I build infrastructure. For the last few months I have also been building an agentic system that runs it: software that watches a few hundred machines across six sites, predicts what a failure will do before it spreads, and corrects it when reality disagrees. Somewhere in that work I noticed something I did not go looking for. The loop I had engineered for servers was the same loop running inside my own head. And inside the language models I was building with. And, if you follow it far enough, inside the idea of a self.
This article is about that loop. The diagram above is the whole argument on one page.
Start with the oldest line in the picture. “The map is not the territory.” Alfred Korzybski wrote it in 1933, in Science and Sanity. The point was simple and uncomfortable: the word is not the thing, the model is not the world, and most of our errors come from forgetting the difference. We mistake our description of reality for reality itself, and then we act on the description.
Modern neuroscience took that further than Korzybski could have. The current best account of perception, predictive processing (Karl Friston, Anil Seth, Andy Clark), says you do not see the world. You see your brain’s prediction of the world, corrected a beat late by error signals. A table tennis player cannot react to a ball moving faster than human reaction time. The brain shows them where it predicts the ball will be, and surprise corrects the guess. Your present moment is, in Seth’s exact phrase from Being You, a controlled hallucination that happens to track reality closely enough to keep you alive.

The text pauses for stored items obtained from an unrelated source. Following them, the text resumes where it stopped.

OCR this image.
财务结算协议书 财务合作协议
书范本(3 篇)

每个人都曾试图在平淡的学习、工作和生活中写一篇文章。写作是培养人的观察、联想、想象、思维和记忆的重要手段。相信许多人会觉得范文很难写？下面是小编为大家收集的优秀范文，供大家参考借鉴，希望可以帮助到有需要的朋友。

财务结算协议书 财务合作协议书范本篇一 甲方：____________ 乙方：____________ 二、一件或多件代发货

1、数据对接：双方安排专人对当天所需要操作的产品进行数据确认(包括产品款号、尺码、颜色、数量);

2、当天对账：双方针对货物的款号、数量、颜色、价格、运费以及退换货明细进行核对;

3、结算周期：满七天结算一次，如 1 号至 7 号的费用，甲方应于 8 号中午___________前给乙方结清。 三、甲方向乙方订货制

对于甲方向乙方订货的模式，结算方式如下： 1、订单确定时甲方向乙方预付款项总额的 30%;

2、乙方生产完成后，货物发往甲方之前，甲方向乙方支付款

Then the self, which is the part that tends to unsettle people. If you look for a fixed self behind your experience, you do not find one. David Hume looked in 1739 and reported only “a bundle of perceptions” in constant motion. Thomas Metzinger’s modern version, in Being No One, is that there is no self, only a self-model: a representation the brain runs and cannot see as a representation, which is precisely why it feels like someone is home. The Buddhist tradition reached the same place two and a half thousand years earlier and called it anatta. The self is not a thing. It is a process, rebuilt each moment out of the sediment underneath it.

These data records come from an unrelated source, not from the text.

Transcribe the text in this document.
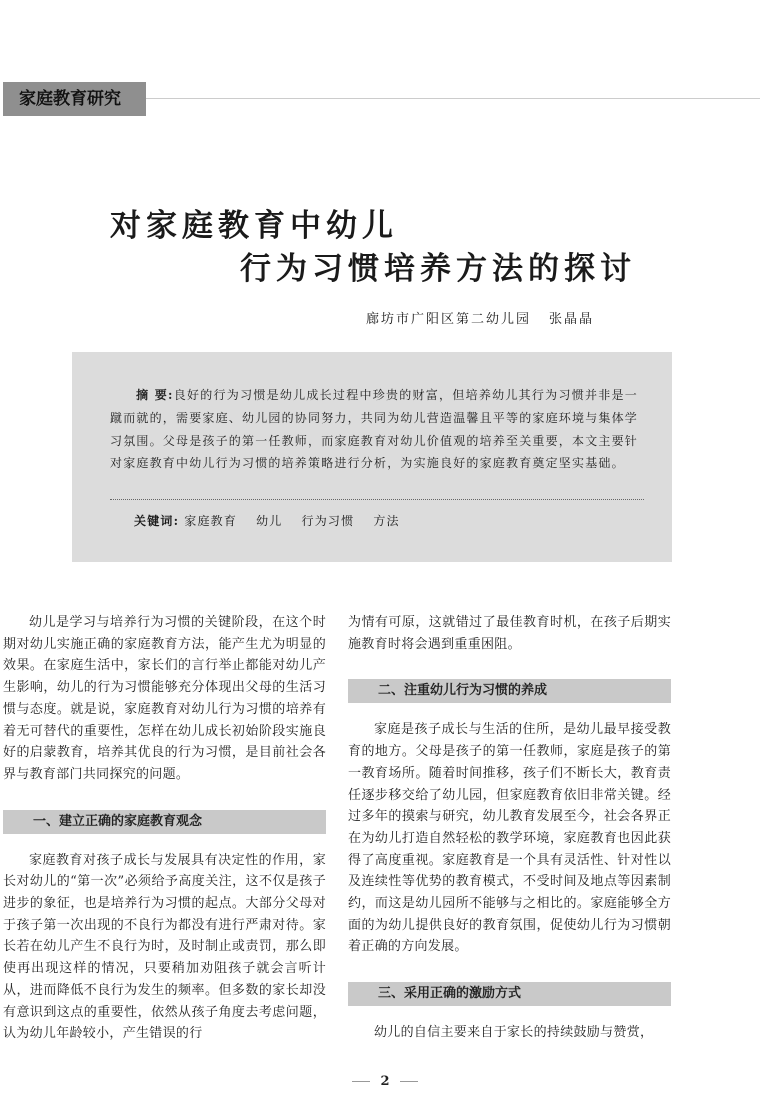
家庭教育研究
对家庭教育中幼儿
行为习惯培养方法的探讨
廊坊市广阳区第二幼儿园 张晶晶
摘 要:良好的行为习惯是幼儿成长过程中珍贵的财富，但培养幼儿其行为习惯并非是一蹴而就的，需要家庭、幼儿园的协同努力，共同为幼儿营造温馨且平等的家庭环境与集体学习氛围。父母是孩子的第一任教师，而家庭教育对幼儿价值观的培养至关重要，本文主要针对家庭教育中幼儿行为习惯的培养策略进行分析，为实施良好的家庭教育奠定坚实基础。
关键词: 家庭教育 幼儿 行为习惯 方法

幼儿是学习与培养行为习惯的关键阶段，在这个时期对幼儿实施正确的家庭教育方法，能产生尤为明显的效果。在家庭生活中，家长们的言行举止都能对幼儿产生影响，幼儿的行为习惯能够充分体现出父母的生活习惯与态度。就是说，家庭教育对幼儿行为习惯的培养有着无可替代的重要性，怎样在幼儿成长初始阶段实施良好的启蒙教育，培养其优良的行为习惯，是目前社会各界与教育部门共同探究的问题。

一、建立正确的家庭教育观念

家庭教育对孩子成长与发展具有决定性的作用，家长对幼儿的“第一次”必须给予高度关注，这不仅是孩子进步的象征，也是培养行为习惯的起点。大部分父母对于孩子第一次出现的不良行为都没有进行严肃对待。家长若在幼儿产生不良行为时，及时制止或责罚，那么即使再出现这样的情况，只要稍加劝阻孩子就会言听计从，进而降低不良行为发生的频率。但多数的家长却没有意识到这点的重要性，依然从孩子角度去考虑问题，认为幼儿年龄较小，产生错误的行

为情有可原，这就错过了最佳教育时机，在孩子后期实施教育时将会遇到重重困阻。

二、注重幼儿行为习惯的养成

家庭是孩子成长与生活的住所，是幼儿最早接受教育的地方。父母是孩子的第一任教师，家庭是孩子的第一教育场所。随着时间推移，孩子们不断长大，教育责任逐步移交给了幼儿园，但家庭教育依旧非常关键。经过多年的摸索与研究，幼儿教育发展至今，社会各界正在为幼儿打造自然轻松的教学环境，家庭教育也因此获得了高度重视。家庭教育是一个具有灵活性、针对性以及连续性等优势的教育模式，不受时间及地点等因素制约，而这是幼儿园所不能够与之相比的。家庭能够全方面的为幼儿提供良好的教育氛围，促使幼儿行为习惯朝着正确的方向发展。

三、采用正确的激励方式

幼儿的自信主要来自于家长的持续鼓励与赞赏，

2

Memory does not rescue you here, because memory is not storage. Every time you recall something you rewrite it. Reconsolidation research shows that the act of remembering makes the memory editable, so the version you hold is the version you last remembered, drifting a little with each pass. The hand that redraws the picture changes it.
And the dispositions underneath all of this get installed below the level where argument operates. Drilled practice, repeated daily, sediments into procedural habit before any belief is in place. This is why ritual outlasts reasoning, and why you can refute a creed but you cannot refute a march. If you want the academic spine for that claim, it runs through Mauss on body technique and Bourdieu on habitus.
Now the machine, which is where my day job comes back into the picture. A large language model is the language loop with no world underneath it. It is trained on text, which is a map, and only ever on maps. Yann LeCun has been blunt about this: these systems lack grounding. They can discuss gravity without ever having fallen. They are, in the most literal sense, a map made out of other maps, floating, with no territory to be checked against. Which is Korzybski’s nightmare, running at scale.
So here is the structure the diagram is actually about. The self, the brain, and the machine are the same loop on different substrates. Predict, act, be surprised, update. The only thing that separates a mind that tracks reality from one that drifts into its own fictions is a single component: a verification step that holds the prediction up against the world and corrects it. Grounding. The error signal that has to touch territory.
This is not abstract for me. It is the one design principle the system I build is organised around. The agent is not allowed to act on a belief it has not checked against what actually happened. The prediction is committed first, then verified against reality by code, never by the model that made the prediction. It is the same discipline a careful mind uses on itself, written into a control flow.
The part worth sitting with is that this one rule scales all the way up and all the way down. It is good engineering. It is also, as far as I can tell, close to what we mean by sanity. A system that stops checking its map against the world does not become wiser. It becomes an ideology, or a hallucination, or a model confidently describing a world it has never touched. The cure is always the same move, at every scale: check the map against the territory, and let the surprise correct you.
The map is not the territory. The prediction is not the outcome. The self is not quite the thing it takes itself to be. Keep checking against what is actually there. It turns out to be most of the job.